Varanasi is known for its music schools and musical performances and the height of the music season is the Drupad Mela, this week, when free concerts are put on under large tents on the bank of the Ganges. Susie and Todd attended a concert last night but I was too knocked out by food poisoning to go.
But on Monday and Tuesday there were a couple of concerts next door to our guest house which were marvelous. The first was in the Ganges River View, an old style hotel two doors down which I recommend to anyone visiting Varanasi for a few days. It is in the former spacious family home of the present owner who loves art and music. The main dining room is lined with miniature paintings and other beautiful artifacts. This room becomes a concert hall several times a year and on Monday we were invited to a concert. Most of the audience sits crosslegged on the carpet covered floor but I and Susie were there in time to get a chair. I can no longer sit crosslegged on the floor.

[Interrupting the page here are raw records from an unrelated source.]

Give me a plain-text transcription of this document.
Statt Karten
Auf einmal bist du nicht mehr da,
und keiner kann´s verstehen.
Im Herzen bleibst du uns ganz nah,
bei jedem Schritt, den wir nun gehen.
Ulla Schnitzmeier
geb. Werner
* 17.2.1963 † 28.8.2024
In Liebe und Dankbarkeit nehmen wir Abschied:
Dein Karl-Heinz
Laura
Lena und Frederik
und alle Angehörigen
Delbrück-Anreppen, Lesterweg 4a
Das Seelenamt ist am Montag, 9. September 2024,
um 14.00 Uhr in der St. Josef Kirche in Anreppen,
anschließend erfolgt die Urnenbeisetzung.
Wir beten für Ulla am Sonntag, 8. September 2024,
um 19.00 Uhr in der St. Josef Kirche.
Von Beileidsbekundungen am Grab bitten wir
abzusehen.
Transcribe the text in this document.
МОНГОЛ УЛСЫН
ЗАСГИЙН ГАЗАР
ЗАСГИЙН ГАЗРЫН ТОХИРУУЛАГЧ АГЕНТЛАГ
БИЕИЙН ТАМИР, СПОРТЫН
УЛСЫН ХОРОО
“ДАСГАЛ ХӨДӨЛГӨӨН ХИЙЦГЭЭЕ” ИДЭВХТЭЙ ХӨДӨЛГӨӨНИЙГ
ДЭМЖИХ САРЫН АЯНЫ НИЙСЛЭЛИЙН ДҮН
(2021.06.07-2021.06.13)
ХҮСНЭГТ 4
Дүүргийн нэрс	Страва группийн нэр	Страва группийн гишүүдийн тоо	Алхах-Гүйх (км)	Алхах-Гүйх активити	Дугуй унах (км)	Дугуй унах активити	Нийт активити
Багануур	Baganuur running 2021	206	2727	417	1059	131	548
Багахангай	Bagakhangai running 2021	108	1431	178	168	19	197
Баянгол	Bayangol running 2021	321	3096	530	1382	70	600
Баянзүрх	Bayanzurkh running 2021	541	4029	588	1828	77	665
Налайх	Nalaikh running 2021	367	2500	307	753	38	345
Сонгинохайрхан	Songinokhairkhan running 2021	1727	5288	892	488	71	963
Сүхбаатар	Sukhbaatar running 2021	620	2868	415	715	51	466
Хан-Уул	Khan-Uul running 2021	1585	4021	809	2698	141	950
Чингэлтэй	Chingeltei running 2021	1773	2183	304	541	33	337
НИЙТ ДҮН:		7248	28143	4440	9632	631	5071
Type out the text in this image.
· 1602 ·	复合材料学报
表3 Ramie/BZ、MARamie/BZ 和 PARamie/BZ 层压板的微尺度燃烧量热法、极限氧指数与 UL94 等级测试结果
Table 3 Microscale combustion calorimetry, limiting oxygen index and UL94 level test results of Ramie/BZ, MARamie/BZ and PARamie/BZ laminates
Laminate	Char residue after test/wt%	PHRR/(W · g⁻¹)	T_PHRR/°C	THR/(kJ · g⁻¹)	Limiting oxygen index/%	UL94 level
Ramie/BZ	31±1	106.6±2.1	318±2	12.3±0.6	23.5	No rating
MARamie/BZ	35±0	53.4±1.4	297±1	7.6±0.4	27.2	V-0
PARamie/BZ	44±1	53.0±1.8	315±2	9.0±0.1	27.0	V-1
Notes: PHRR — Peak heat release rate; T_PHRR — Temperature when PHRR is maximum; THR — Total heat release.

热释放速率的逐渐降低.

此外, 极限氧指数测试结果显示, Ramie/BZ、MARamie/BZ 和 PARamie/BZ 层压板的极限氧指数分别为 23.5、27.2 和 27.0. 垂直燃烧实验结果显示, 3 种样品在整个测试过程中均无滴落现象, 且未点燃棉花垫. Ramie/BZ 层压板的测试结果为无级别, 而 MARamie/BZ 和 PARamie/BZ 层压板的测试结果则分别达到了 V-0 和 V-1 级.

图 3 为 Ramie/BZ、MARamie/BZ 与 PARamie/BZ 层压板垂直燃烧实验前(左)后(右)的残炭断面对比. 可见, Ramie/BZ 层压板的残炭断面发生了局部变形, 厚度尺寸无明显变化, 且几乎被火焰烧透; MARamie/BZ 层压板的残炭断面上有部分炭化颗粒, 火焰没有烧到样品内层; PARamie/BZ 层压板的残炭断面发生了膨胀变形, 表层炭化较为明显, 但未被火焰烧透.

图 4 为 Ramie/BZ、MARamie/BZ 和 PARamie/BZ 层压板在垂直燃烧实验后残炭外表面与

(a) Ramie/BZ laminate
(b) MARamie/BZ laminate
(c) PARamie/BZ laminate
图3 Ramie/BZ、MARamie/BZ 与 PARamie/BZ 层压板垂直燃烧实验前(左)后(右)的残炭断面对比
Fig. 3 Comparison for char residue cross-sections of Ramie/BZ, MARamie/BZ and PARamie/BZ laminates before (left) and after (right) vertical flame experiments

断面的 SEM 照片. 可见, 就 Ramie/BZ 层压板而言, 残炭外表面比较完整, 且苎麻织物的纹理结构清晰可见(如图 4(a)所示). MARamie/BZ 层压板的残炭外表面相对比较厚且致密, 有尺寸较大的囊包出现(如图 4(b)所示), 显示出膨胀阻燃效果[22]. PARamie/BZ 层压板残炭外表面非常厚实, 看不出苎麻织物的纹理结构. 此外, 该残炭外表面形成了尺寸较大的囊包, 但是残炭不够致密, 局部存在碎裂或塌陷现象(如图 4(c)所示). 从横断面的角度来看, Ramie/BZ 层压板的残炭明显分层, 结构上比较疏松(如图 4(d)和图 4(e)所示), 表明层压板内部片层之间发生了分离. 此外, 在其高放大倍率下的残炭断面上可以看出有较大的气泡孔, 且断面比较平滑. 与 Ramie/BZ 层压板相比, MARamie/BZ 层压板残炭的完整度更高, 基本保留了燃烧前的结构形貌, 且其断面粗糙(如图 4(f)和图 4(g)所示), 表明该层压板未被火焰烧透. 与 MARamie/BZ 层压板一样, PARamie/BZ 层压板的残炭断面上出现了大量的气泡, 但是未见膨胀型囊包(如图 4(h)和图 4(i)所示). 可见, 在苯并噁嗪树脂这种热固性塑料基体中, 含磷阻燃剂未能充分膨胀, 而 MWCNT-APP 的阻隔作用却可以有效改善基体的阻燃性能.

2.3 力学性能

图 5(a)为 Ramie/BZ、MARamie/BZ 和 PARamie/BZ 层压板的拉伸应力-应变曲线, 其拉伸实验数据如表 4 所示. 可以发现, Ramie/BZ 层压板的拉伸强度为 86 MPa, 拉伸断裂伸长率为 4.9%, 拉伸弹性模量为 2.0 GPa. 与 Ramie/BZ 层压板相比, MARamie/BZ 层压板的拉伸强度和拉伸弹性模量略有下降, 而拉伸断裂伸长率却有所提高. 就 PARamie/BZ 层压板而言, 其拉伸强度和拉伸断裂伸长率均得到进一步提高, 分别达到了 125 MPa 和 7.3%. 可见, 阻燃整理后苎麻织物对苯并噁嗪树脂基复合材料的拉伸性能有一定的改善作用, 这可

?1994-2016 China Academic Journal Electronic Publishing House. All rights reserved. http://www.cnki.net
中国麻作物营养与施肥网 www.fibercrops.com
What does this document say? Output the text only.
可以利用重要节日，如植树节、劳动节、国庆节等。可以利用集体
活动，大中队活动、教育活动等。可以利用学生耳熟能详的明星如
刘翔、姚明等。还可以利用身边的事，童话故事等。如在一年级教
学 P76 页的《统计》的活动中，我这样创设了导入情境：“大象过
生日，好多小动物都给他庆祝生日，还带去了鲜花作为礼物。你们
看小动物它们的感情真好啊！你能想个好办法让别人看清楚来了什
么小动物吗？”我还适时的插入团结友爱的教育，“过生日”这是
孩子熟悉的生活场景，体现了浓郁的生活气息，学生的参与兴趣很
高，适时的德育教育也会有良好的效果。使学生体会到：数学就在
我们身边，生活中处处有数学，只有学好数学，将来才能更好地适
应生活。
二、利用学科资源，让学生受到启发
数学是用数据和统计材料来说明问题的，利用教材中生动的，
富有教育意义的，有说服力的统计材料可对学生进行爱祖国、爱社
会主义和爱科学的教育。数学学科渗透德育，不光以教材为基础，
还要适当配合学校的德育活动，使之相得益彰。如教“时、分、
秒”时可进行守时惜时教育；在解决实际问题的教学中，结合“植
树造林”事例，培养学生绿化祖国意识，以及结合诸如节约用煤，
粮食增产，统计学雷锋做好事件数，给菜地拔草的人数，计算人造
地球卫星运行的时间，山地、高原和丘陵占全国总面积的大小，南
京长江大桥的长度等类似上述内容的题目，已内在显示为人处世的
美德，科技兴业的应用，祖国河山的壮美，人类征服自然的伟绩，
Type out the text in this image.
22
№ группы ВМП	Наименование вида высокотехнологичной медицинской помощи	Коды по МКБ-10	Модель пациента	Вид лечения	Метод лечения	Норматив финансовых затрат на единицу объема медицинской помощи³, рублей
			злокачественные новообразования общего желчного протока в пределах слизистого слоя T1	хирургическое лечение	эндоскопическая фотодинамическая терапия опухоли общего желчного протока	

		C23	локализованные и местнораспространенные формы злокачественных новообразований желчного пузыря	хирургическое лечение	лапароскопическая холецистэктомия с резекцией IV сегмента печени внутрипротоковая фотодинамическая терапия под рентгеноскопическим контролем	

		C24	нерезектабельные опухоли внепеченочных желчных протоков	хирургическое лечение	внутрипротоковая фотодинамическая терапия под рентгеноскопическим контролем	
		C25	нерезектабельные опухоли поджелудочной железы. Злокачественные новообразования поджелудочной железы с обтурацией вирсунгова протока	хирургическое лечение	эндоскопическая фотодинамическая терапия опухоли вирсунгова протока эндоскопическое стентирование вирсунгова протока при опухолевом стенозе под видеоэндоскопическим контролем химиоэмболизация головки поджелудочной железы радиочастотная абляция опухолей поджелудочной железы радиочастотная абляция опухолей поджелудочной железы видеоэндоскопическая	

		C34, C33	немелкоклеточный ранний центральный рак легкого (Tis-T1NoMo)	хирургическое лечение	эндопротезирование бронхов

The concert was by a Japanese musician who had mastered an instrument on which he tapped with little hammers accomapanied by a sitar player. The concert was peaceful and delightful.
The next night we went to a rooftop concert on the roof of the Alice Bonner House, next door to our guest house. Todd, who was recovering from something that had knocked him out a little was able to listen from our rooftop and to watch the concert if he leaned over.


This concert was a combination of classical Indian sitar music accompanied by a tabla with a band from Bangalore, South Indian, who added and electric guitar and and an electric banjo to what was very Indian music, riff after riff with the sitar and then the electric banjo taking turns.

Alice Bonner was a rich Swiss lady who fell in love with India and lived here from the 1920’s to 1978. She was instrumental in bringing Ravi Shankar and Indian music to Europe. Her three story house with an inner atrium filled with plants if fun to visit and the electronic concert, again, was beautiful, although extremely loud, covering up the sounds to racket coming from the the ghats.